Even Before the Pandemic, Women in Front-Line Jobs Were in Crisis

Close-up on a server working in a restuarant and holding a notepad

Toned outdoor cafe scene with waitress taking order
At NWLC, the millions of women on the front lines of the COVID-19 pandemic are constantly on our minds. There are women who have struggled to get by as restaurant servers and bartenders, fast food workers, hotel clerks, housekeeping cleaners, retail salespersons, nail salon workers, staff at theaters and other entertainment venues, and in other service sector positions who now face a high risk of losing their jobs altogether. Many others—including the personal care and home health aides caring for people managing illness in their homes, the cashiers staffing grocery stores, and the child care workers caring for the children of health care workers and first responders—find that their work is more essential than ever, but don’t find that their paychecks are any bigger as a result.
Women are the majority in all these jobs—which are among the 40 lowest paying jobs in the United States. Our new report, When Hard Work Is Not Enough: Women in Low-Paid Jobs, examines the lives of these women and how they were faring in 2018, the most recent year for which national data on poverty and income are available. We find that in a year in which by some measures our economy was booming, millions of women in low-paid jobs faced severe economic hardship. Today, the rapid spread of coronavirus has dramatically shifted our economic landscape—and these women and their families are likely to be hit first and hardest by the recession that is sure to follow.
Here are four not-at-all-fun facts about women in low-paid jobs:

  1. Women make up 64 percent of workers in the 40 lowest paying jobs—and women are more likely to hold low-paid jobs than men, and face a higher risk of economic insecurity than men, in every state in the U.S. Our new map and data tables can show you how women in low-paid jobs are faring in your state.
  2. There is disproportionate representation of women of color in low-paid jobs. Black women’s share of the low-paid workforce, for example, is 5 times larger than their share of the overall workforce, while Latinas make up a share of the low-paid workforce that is more than twice as large as their share of the workforce overall.
  3. Women of color in low-paid jobs face a high risk of falling below or near the poverty line. Among all women of color working full time in low-paid jobs, 43 percent lived in or near poverty in 2018, compared to 35 percent of white, non-Hispanic women. 44 percent of Latinas, 46 percent of Native American women, and 49 percent of Black women working full time in low-paid jobs had household incomes below twice the poverty line.
  4. More than two-thirds of mothers in the low-paid workforce (69 percent) are the sole or primary breadwinners for their families. 84 percent of Black mothers in the low-paid workforce are sole or primary breadwinners. Feeding and caring for a family can be nearly impossible on low wages. Even when working full time, 58 percent of women of color who are mothers working in low-paid jobs had incomes below twice the poverty line in 2018, including 21 percent who lived in poverty.

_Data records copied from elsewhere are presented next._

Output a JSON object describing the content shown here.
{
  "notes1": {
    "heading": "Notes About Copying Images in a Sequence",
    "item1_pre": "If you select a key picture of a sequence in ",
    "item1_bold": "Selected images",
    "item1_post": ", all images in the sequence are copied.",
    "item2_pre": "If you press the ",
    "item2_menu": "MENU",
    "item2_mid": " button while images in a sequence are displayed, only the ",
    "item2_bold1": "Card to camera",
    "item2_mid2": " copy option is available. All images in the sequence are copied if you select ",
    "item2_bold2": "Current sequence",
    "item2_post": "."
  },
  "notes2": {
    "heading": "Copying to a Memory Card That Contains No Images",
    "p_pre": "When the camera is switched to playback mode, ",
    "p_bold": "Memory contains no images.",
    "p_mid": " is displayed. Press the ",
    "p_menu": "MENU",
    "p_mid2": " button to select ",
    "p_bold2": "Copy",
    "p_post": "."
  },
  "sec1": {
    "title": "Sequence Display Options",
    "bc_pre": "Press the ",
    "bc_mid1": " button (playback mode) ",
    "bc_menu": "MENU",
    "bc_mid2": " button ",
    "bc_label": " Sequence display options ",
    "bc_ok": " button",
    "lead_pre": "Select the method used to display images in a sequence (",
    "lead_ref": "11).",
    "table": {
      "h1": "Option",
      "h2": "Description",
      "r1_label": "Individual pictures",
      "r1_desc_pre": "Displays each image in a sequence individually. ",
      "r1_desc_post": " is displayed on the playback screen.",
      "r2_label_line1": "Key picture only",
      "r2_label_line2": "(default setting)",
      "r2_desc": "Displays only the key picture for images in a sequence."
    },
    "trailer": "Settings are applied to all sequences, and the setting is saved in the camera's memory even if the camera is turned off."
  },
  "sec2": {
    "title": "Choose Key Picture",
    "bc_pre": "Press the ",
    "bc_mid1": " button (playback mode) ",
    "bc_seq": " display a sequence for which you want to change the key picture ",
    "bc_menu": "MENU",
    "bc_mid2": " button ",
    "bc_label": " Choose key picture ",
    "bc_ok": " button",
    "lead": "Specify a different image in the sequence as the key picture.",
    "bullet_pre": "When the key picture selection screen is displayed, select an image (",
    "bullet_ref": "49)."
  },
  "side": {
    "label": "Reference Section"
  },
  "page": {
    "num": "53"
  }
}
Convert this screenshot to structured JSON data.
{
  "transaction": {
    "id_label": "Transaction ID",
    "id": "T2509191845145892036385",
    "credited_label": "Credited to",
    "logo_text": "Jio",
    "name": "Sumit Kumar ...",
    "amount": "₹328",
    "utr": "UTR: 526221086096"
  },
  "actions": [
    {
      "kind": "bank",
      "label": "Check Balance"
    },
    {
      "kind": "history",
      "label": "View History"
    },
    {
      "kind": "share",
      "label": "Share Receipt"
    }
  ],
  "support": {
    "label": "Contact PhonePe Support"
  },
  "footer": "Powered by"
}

The COVID-19 pandemic highlights the gaps in our economic and social infrastructure that have resulted from decades of undervaluing the work that women and people of color do and underinvesting in the supports that families with low and moderate incomes need. To mitigate the vast impact of this public health crisis and stabilize our economy, policy makers must deliver relief for women and their families now and make comprehensive public investments that remedy underlying flaws in our programs and systems. When we center the Black and brown women most likely to be in low-paid jobs in driving a policy agenda to correct these inequities, all of us will benefit—not just the wealthy few.